Bill Ritter isn't afraid of hard work. He's been rolling up his sleeves and getting his hands dirty since he got a full-time job in construction when he was only 14 years old. That blue-collar job funded his college education and a law degree that led him to a new career as Denver's District Attorney and, finally, Governor.

Apr/May 07
As Governor, Ritter is setting out to reconstruct many of Colorado's public policies, from illegal immigration to economic development and from healthcare to transportation infrastructure. The son of a heavy-equipment-operating father and a bookkeeping mother, Ritter understands the need to focus on jobs, the economy, technology, and affordable higher education. Ritter has promised a listening ear, a strong vision, and common-sense solutions for Colorado. Here are his views on issues impacting site selectors.

On education. As Governor, I plan to invest more in - and demand more from - our education system. Education must be the state's number-one priority. It will be my top priority as Governor. I will partner with school districts, communities, educators, and parents to set clear goals and to then reach those goals. For too long, the conversation about education reform has involved accusation and punishment. My administration will stand for opportunity and encouragement for all learners. With stakeholder guidance and input, we will create a plan that will address Colorado's changing job trends; mandate admission standards that will ensure high rates of student success; drive accountability by articulating institution-specific goals; and establish a specific role, scope, and mission statements for each institution.
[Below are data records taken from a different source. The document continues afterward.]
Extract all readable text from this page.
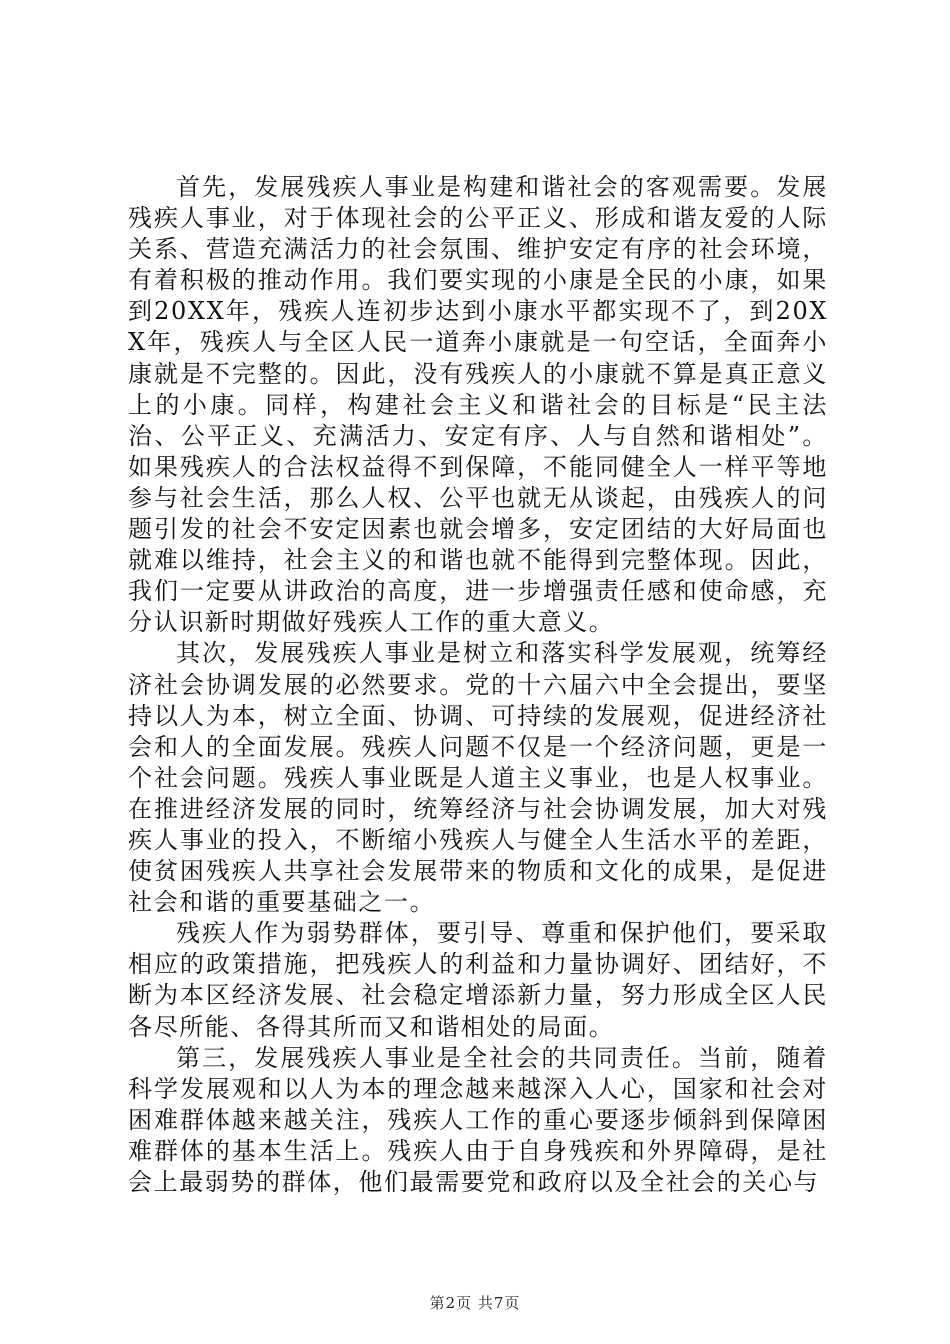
首先，发展残疾人事业是构建和谐社会的客观需要。发展残疾人事业，对于体现社会的公平正义、形成和谐友爱的人际关系、营造充满活力的社会氛围、维护安定有序的社会环境，有着积极的推动作用。我们要实现的小康是全民的小康，如果到20XX年，残疾人连初步达到小康水平都实现不了，到20XX年，残疾人与全区人民一道奔小康就是一句空话，全面奔小康就是不完整的。因此，没有残疾人的小康就不算是真正意义上的小康。同样，构建社会主义和谐社会的目标是“民主法治、公平正义、充满活力、安定有序、人与自然和谐相处”。如果残疾人的合法权益得不到保障，不能同健全人一样平等地参与社会生活，那么人权、公平也就无从谈起，由残疾人的问题引发的社会不安定因素也就会增多，安定团结的大好局面也就难以维持，社会主义的和谐也就不能得到完整体现。因此，我们一定要从讲政治的高度，进一步增强责任感和使命感，充分认识新时期做好残疾人工作的重大意义。

其次，发展残疾人事业是树立和落实科学发展观，统筹经济社会协调发展的必然要求。党的十六届六中全会提出，要坚持以人为本，树立全面、协调、可持续的发展观，促进经济社会和人的全面发展。残疾人问题不仅是一个经济问题，更是一个社会问题。残疾人事业既是人道主义事业，也是人权事业。在推进经济发展的同时，统筹经济与社会协调发展，加大对残疾人事业的投入，不断缩小残疾人与健全人生活水平的差距，使贫困残疾人共享社会发展带来的物质和文化的成果，是促进社会和谐的重要基础之一。

残疾人作为弱势群体，要引导、尊重和保护他们，要采取相应的政策措施，把残疾人的利益和力量协调好、团结好，不断为本区经济发展、社会稳定增添新力量，努力形成全区人民各尽所能、各得其所而又和谐相处的局面。

第三，发展残疾人事业是全社会的共同责任。当前，随着科学发展观和以人为本的理念越来越深入人心，国家和社会对困难群体越来越关注，残疾人工作的重心要逐步倾斜到保障困难群体的基本生活上。残疾人由于自身残疾和外界障碍，是社会上最弱势的群体，他们最需要党和政府以及全社会的关心与

第2页 共7页
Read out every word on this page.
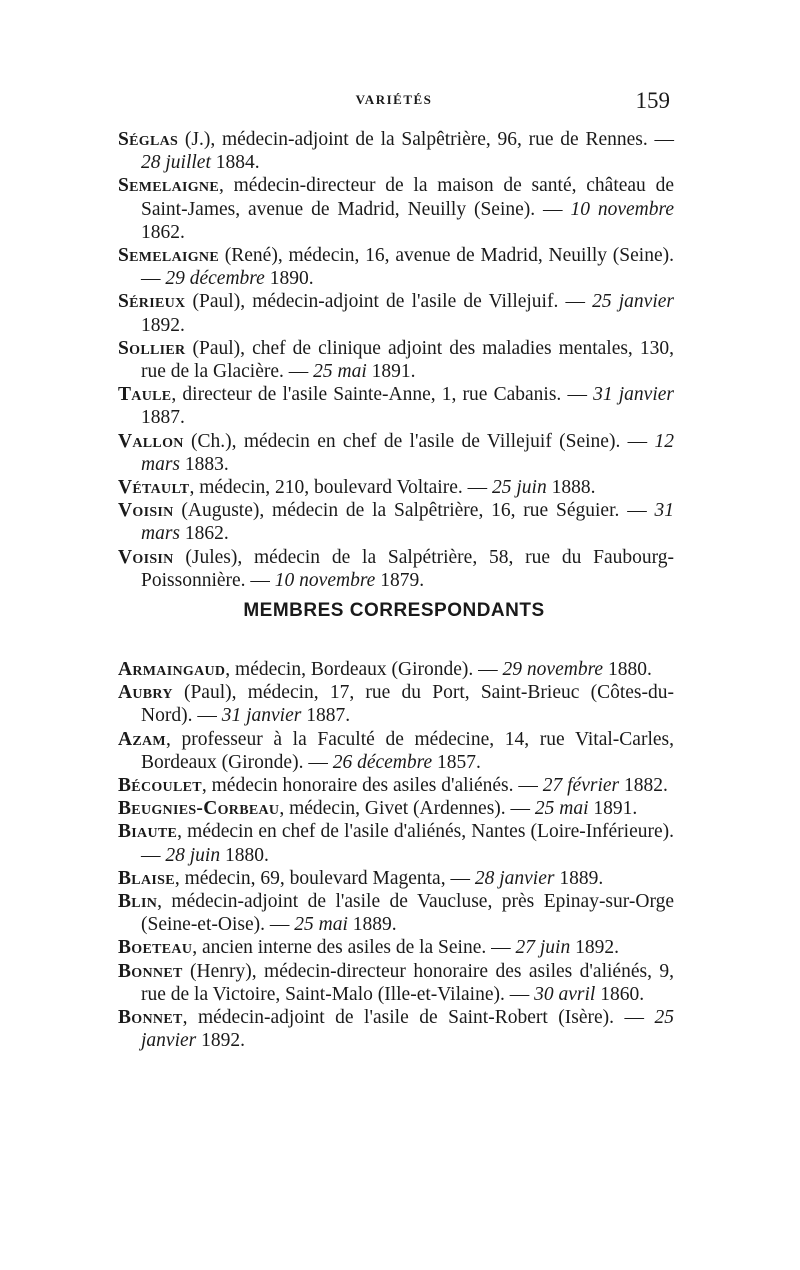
VARIÉTÉS	159
Séglas (J.), médecin-adjoint de la Salpêtrière, 96, rue de Rennes. — 28 juillet 1884.
Semelaigne, médecin-directeur de la maison de santé, château de Saint-James, avenue de Madrid, Neuilly (Seine). — 10 novembre 1862.
Semelaigne (René), médecin, 16, avenue de Madrid, Neuilly (Seine). — 29 décembre 1890.
Sérieux (Paul), médecin-adjoint de l'asile de Villejuif. — 25 janvier 1892.
Sollier (Paul), chef de clinique adjoint des maladies mentales, 130, rue de la Glacière. — 25 mai 1891.
Taule, directeur de l'asile Sainte-Anne, 1, rue Cabanis. — 31 janvier 1887.
Vallon (Ch.), médecin en chef de l'asile de Villejuif (Seine). — 12 mars 1883.
Vétault, médecin, 210, boulevard Voltaire. — 25 juin 1888.
Voisin (Auguste), médecin de la Salpêtrière, 16, rue Séguier. — 31 mars 1862.
Voisin (Jules), médecin de la Salpétrière, 58, rue du Faubourg-Poissonnière. — 10 novembre 1879.
MEMBRES CORRESPONDANTS
Armaingaud, médecin, Bordeaux (Gironde). — 29 novembre 1880.
Aubry (Paul), médecin, 17, rue du Port, Saint-Brieuc (Côtes-du-Nord). — 31 janvier 1887.
Azam, professeur à la Faculté de médecine, 14, rue Vital-Carles, Bordeaux (Gironde). — 26 décembre 1857.
Bécoulet, médecin honoraire des asiles d'aliénés. — 27 février 1882.
Beugnies-Corbeau, médecin, Givet (Ardennes). — 25 mai 1891.
Biaute, médecin en chef de l'asile d'aliénés, Nantes (Loire-Inférieure). — 28 juin 1880.
Blaise, médecin, 69, boulevard Magenta, — 28 janvier 1889.
Blin, médecin-adjoint de l'asile de Vaucluse, près Epinay-sur-Orge (Seine-et-Oise). — 25 mai 1889.
Boeteau, ancien interne des asiles de la Seine. — 27 juin 1892.
Bonnet (Henry), médecin-directeur honoraire des asiles d'aliénés, 9, rue de la Victoire, Saint-Malo (Ille-et-Vilaine). — 30 avril 1860.
Bonnet, médecin-adjoint de l'asile de Saint-Robert (Isère). — 25 janvier 1892.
On the economy. While Colorado is one state, it is composed of five distinct economic regions: the Eastern Plains, San Luis Valley, Western Slope, mountain resort communities, and the Front Range. That is why my plan includes an approach that allows each region to develop a unique economic development strategy, as well as a plan to improve the state's overall economy. My business development plan calls for increasing employment by expanding existing businesses and attracting new ones, strengthening our regional economies, streamlining state government to be more responsive to businesses, investing in education to build our work force, investing in needed infrastructure, and working toward sensible healthcare solutions.

On transportation infrastructure. A sound infrastructure, including a multimodal transportation network, is essential to serving Colorado's growing population and sustaining a vibrant economy. Whether used for commerce, recreation, agriculture, or for getting our children to and from school, a strong and integrated transportation system is vital. The Colorado Department of Transportation and others have spent considerable time and money studying our transportation needs - including more than $100 million on environmental reviews - and plans to improve traffic flow on US 36, I-70, I-25, and US 287. It is now time to make wise use of these investments. As Governor, I will bring a fresh, balanced approach to how we invest in our infrastructure, plan for future growth, and protect the environment. Simply stated, the process for funding our transportation system is antiquated and needs a 21st century overhaul.

On technology infrastructure. For Colorado's communities to thrive and compete for jobs in the information economy, it is critical that its government commit to spurring broadband deployment in all parts of the state. As Governor, I will vault Colorado into the nation's technology elite. I will call on our leaders from industry, government, and academia to create a Governor's Council on Innovation and a Broadband Access Infrastructure Council to evaluate strategies for spurring broadband access. We will determine which areas of the state lack affordable broadband access, and we will reform our current universal service fund to support broadband access for those areas.